# A comfortable saddle



## Loves.outdoors (12 mo ago)

Hello ladies this is a little embarrassing but I took up cycling in the first lockdown and discovered an absolute passion for it. I purchased my bike from Facebook and the first saddle from what I can remember was a sponge material and it was absolutely fine from what I can remember. I then changed it to a leather one which was recommended by my local cycling shop and within my first ride (20-30 miles) I had extreme internal swelling in my private region which left me unable to cycle for over a week. Since then I have had 3 different saddles and even the ones with the holes in the centre and whenever I do long distances I get the same internal swelling. I can only guess it is where there is a lot of pressure from the way that I am sitting and it is giving me some kind of trauma. I've seen a doctor numerous times and they stated everything is fine but I don't want to give up cycling because of this. Can anyone recommend a good saddle for someone with a very big bum and has anyone ever experienced this and I don't tend to get swollen on the outside it seems to be just internal. Thank you 😊


----------



## PBL450 (Apr 12, 2014)

Hello, welcome to RBR!! Oh boy, saddles eh... This is a tricky business. The downside s that there isn’t a great answer to your query. I had a saddle that left with a weird need to pee like sensation after longer rides. I gave it to someone here on RBR and it worked really well for him. My local bike shop (LBS) has a saddle exchange policy. You just keep trying out saddles and in some cases different size saddles until you narrow it down and get it right. Then you pay for your saddle. That was a great thing for me. If you don’t find a saddle exchange somewhere, getting the right one can be a real effort. Good news? Once you get it right you will have this Sol Ed for good. You’ll find plenty of cyclists with multiple bikes and the same saddle on all of them. 

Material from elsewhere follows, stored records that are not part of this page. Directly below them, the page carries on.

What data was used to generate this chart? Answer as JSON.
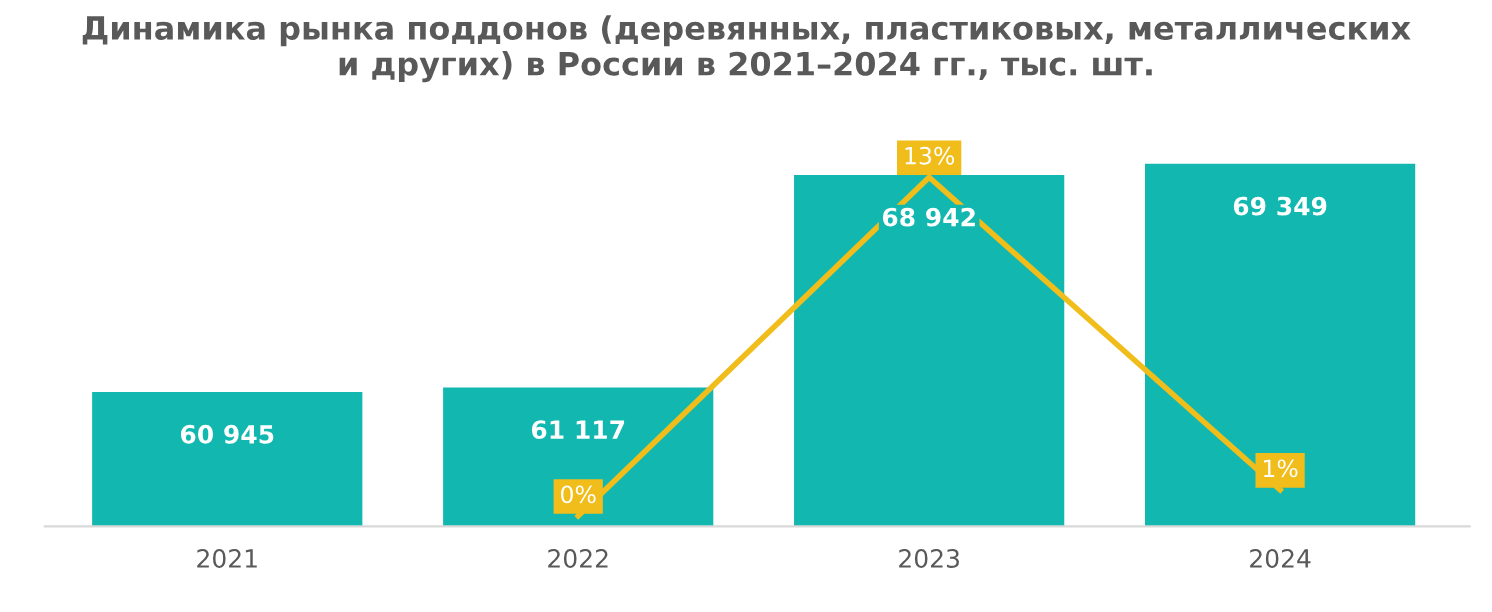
{
  "chart_data": {
    "type": "bar",
    "title": "Динамика рынка поддонов (деревянных, пластиковых, металлических\nи других) в России в 2021–2024 гг., тыс. шт.",
    "categories": [
      "2021",
      "2022",
      "2023",
      "2024"
    ],
    "series": [
      {
        "color": "#12b8b0",
        "values": [
          60945,
          61117,
          68942,
          69349
        ],
        "value_labels": [
          "60 945",
          "61 117",
          "68 942",
          "69 349"
        ]
      },
      {
        "type": "line",
        "axis": "y2",
        "color": "#f0bd1b",
        "values": [
          null,
          0,
          13,
          1
        ],
        "value_labels": [
          null,
          "0%",
          "13%",
          "1%"
        ]
      }
    ],
    "ylim": [
      56000,
      70200
    ],
    "y2lim": [
      -0.4,
      14.4
    ],
    "tick_labels": "x",
    "grid": false,
    "marker": "none",
    "line_style": "solid"
  }
}
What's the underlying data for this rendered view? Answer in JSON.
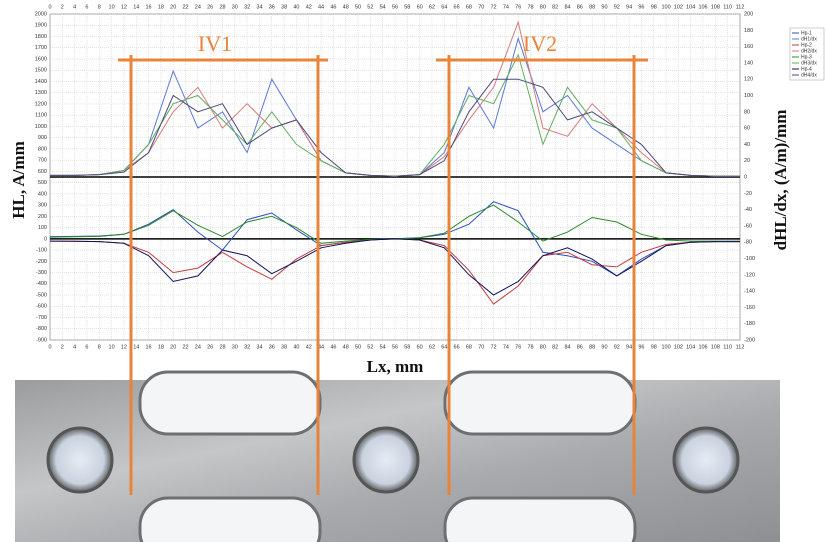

Welcome to cycling! It’s a wonderful sport! Getting set up can be a process at first but it will get worked out.


----------



## Peter P. (Dec 30, 2006)

Saddles are a very personal choice. Unless we knew your particulars; sex, saddle position, bicycle setup, and more, we'd likely not be able to solve your problem, especially since you're new to cycling.

You can try posting photos of at least your bike (should you have privacy concerns) and we might be able to steer you in the right direction.


----------



## Mapei (Feb 3, 2004)

First off, are you wearing proper, padded bicycle shorts? There's a reason why they exist... If you aren't, go to that bicycle shop and tell them how much you hate that miserable torture rack they talked you into. Ignore their "just keep riding it" soft sell (yeah I'm trying to be funny here). They're also ripping you off if they refuse to offer a refund or alternative. Don't worry about having to get a dedicated women's saddle. Just demand a flexible one like my personal favorite, a Selle Italia Turbo. Get angry if they don't service your needs. Best of luck!


----------



## velodog (Sep 26, 2007)

Are these womans saddles you've been trying? They're typically wider at the sit bones narrower at the nose.

Are the saddles suited to your riding position? Narrow saddles favor a more aggressive position with wider saddles a more relaxed position. 
The more upright you sit the more weight is supported by your bum. The more aggressive your position the more weight supported by your legs.

Have you considered either a fitting, or help with your position and saddle choice from a cyclist you trust, someone who isn't going to profit monetarily from your improved comfort?


----------



## il sogno (Jul 15, 2002)

What saddles have you tried? I find saddles with a lot of padding uncomfortable. I have a Specialized Romin and Selle Italia ladies saddle. For the Specialized saddle, you'll need to get the measurement for your sit-bone width. Your bike shop should be able to help you with that.


----------



## il sogno (Jul 15, 2002)

Also, how long are the long distance rides?


----------